The result of this is that the audiences are more fragmented. For a brand this creates a huge problem in deciding where to invest one's media spend. The old marketer’s joke that says that 50% of a marketing budget is wasted but that marketers never know which 50% is even more true today.

Some brands are beginning to adopt a "if you can't beat them join them" approach and by moving to become media themselves. This sounds like a crazy idea at first but it has merit for a couple of reasons:

1) Consumers still, and perhaps more than ever, need media whose values they share and whose editorial viewpoint they can trust. Brands have a clearly defined set of values that can form the basis of an editorial line. If you trust Nike as a stylish performance enhancing sportswear, surely you would be interested in hearing what they have to say about your favourite sports, athletes and keeping in shape?

2) By creating a media, brands reinforce the relationship with their consumers. Modern technologies mean that consumers can access media anytime and anywhere. By creating their own media, brands can increase the interaction with their consumers hence influencing attitudes towards the brand.

3) Its getting to the point where for many brands with clear position and target audience, it is cheaper to build media of their own rather than to pay to place messages in existing ones.

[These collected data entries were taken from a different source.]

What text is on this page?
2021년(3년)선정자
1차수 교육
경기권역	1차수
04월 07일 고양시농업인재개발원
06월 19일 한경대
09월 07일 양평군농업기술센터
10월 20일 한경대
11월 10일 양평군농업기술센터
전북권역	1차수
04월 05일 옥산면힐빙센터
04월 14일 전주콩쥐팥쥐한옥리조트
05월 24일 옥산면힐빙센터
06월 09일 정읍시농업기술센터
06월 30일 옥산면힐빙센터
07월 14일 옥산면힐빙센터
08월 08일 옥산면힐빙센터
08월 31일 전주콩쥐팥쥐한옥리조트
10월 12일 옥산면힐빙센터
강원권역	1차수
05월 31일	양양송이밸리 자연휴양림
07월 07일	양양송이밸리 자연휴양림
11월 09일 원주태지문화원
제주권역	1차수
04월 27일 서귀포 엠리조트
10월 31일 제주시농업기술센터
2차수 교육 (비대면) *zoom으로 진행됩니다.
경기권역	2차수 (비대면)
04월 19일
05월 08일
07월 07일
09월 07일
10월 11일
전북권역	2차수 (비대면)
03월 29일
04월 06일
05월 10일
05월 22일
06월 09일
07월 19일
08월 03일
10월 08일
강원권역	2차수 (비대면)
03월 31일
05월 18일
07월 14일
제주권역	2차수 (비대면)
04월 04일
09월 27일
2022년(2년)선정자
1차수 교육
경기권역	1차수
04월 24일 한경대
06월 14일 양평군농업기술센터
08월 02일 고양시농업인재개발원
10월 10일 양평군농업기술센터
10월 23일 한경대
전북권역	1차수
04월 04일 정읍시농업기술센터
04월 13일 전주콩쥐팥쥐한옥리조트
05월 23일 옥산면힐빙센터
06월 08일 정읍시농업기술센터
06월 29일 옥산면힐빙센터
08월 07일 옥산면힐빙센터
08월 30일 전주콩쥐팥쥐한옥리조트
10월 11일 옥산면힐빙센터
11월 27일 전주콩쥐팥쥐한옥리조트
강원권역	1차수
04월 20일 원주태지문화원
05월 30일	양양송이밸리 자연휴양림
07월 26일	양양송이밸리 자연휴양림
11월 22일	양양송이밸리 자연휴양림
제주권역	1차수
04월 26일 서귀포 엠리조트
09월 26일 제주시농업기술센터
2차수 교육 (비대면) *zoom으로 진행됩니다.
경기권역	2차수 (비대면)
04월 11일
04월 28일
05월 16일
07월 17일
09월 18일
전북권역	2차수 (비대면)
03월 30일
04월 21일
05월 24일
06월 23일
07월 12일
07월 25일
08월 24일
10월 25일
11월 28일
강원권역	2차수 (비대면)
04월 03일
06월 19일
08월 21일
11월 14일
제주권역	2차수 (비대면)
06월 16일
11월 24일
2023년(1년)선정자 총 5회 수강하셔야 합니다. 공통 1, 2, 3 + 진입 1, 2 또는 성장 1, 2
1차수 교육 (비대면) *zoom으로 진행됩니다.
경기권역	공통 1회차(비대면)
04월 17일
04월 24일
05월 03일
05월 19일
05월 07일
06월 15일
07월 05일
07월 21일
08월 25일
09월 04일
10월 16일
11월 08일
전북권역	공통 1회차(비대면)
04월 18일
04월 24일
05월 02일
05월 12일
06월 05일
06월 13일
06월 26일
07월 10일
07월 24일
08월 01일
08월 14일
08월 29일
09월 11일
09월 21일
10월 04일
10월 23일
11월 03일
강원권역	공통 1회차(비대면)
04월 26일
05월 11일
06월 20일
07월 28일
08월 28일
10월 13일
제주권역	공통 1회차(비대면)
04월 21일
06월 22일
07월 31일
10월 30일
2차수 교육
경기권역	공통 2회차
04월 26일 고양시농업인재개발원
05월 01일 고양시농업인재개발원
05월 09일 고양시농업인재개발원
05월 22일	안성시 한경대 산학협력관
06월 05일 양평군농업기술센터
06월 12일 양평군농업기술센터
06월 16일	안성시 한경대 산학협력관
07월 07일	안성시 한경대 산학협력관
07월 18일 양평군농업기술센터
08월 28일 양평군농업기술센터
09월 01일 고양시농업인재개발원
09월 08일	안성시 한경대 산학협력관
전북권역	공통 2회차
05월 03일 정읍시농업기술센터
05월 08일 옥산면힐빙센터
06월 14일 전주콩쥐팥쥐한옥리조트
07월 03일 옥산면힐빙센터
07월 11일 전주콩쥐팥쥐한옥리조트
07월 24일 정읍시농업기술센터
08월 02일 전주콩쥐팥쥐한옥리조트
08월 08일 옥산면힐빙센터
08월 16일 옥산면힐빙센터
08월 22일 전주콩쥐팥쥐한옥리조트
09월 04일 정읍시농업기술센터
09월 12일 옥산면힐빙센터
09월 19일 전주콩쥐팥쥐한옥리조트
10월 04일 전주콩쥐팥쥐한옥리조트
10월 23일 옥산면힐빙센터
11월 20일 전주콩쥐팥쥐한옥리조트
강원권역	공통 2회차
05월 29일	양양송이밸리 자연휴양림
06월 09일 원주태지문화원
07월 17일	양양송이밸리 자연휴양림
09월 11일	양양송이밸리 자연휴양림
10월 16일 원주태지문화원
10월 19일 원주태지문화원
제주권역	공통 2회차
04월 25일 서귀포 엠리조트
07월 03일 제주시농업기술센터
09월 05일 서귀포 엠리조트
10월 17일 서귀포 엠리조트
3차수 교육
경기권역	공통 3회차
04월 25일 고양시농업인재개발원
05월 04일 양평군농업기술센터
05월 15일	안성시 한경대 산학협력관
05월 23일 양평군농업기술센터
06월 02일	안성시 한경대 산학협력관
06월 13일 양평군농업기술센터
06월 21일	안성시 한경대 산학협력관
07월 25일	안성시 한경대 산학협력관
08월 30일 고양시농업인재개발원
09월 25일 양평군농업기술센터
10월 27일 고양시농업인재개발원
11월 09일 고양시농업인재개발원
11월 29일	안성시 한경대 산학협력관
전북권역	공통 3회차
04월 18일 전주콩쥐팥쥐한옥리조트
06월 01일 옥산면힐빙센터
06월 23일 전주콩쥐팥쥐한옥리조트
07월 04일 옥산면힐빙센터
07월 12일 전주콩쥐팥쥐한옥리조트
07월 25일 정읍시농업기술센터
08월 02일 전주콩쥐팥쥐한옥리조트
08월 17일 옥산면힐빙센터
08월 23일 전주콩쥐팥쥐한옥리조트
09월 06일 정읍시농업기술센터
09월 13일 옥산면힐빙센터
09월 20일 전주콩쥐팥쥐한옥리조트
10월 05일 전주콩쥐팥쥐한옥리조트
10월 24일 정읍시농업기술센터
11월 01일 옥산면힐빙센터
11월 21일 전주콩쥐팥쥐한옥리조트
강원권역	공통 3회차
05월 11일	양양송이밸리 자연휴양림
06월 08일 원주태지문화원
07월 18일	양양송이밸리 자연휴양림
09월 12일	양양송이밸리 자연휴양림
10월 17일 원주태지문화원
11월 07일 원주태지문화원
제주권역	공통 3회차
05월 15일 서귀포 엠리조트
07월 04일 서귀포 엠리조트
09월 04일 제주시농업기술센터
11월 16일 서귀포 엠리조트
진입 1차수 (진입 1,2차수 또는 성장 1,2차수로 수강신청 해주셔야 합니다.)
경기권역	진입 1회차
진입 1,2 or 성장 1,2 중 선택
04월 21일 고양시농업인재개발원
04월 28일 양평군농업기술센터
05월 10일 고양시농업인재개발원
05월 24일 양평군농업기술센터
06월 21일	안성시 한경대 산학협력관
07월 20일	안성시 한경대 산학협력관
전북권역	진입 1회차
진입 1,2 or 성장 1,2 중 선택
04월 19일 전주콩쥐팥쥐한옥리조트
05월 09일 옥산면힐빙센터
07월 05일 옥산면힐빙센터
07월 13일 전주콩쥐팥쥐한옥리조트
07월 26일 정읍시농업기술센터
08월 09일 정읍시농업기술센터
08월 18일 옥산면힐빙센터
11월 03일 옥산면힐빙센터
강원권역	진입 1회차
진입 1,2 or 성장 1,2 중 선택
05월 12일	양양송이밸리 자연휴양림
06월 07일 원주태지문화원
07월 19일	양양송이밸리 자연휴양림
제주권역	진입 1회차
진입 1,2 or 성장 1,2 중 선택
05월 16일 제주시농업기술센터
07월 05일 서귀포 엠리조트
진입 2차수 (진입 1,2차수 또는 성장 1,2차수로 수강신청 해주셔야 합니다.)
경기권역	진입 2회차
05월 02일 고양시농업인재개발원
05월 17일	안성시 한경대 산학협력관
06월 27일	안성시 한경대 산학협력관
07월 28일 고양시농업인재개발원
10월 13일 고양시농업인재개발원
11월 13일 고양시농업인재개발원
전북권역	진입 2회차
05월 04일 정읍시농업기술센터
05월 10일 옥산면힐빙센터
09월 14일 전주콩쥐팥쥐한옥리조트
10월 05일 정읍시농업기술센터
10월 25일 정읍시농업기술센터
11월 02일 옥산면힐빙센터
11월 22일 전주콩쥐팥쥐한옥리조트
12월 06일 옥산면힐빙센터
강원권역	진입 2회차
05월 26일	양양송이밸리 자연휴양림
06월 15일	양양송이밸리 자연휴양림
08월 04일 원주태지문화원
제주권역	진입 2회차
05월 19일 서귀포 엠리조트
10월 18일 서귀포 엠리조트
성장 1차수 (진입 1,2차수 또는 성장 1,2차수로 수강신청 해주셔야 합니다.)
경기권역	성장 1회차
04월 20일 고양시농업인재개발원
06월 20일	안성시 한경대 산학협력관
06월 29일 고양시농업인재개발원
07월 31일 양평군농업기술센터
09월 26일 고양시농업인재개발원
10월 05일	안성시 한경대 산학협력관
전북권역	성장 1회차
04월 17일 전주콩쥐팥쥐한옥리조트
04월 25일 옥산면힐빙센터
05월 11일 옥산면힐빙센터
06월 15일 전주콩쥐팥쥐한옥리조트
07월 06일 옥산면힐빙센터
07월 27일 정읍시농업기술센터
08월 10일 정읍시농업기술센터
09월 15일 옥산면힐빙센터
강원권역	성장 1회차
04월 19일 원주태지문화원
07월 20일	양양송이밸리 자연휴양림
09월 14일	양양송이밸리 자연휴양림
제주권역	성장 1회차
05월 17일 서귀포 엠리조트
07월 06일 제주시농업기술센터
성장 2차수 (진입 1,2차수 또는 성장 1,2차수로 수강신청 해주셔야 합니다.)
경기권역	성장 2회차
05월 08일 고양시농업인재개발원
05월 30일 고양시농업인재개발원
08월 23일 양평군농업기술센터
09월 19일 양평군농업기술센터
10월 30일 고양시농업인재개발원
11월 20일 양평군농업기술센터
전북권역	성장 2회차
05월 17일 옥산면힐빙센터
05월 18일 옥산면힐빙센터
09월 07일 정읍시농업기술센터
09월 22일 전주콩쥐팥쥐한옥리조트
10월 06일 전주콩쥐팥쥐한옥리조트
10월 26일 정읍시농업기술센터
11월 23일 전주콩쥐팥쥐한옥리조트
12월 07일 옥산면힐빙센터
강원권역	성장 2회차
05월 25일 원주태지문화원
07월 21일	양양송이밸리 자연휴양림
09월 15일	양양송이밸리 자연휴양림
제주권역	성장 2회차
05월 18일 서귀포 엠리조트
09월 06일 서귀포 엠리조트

There are numerous examples of brands building media such as Audi, Salomon or Nike and many others. This trend has been accelerating as the consumer usage of online media grows and the tools that facilitate the creation brand channels become more readily available.

Thursday, 10 May 2007

Entertianment wants to be free

It has been interesting observing the trends in the music industry of late. The industry has failed to innovate as fast as the consumer electronics companies and the consumers themselves. As a result of this, revenues are falling in most markets. There has been a hue and cry about the inpact of piracy and the dishonesty of consumers. A side effect has been a series highly mediatised raids on consumers which have done more to erode consumer goodwill.

This approach does not really address the root of the problem. Consumers download not because they don't want to pay for things but because the consumers want to see value and innovation in what they are offered by the entertainment industry. A lot of evidence indicates that given enough value and enough innovation, consumers have no issue paying.

If this is true, then what is the formula for creating new business opportunites in the entertainment space? DigiCompanion beleives that the key is to subsidise the content provided to the consumer at first and to pack into it so much innovation that he wants to invest.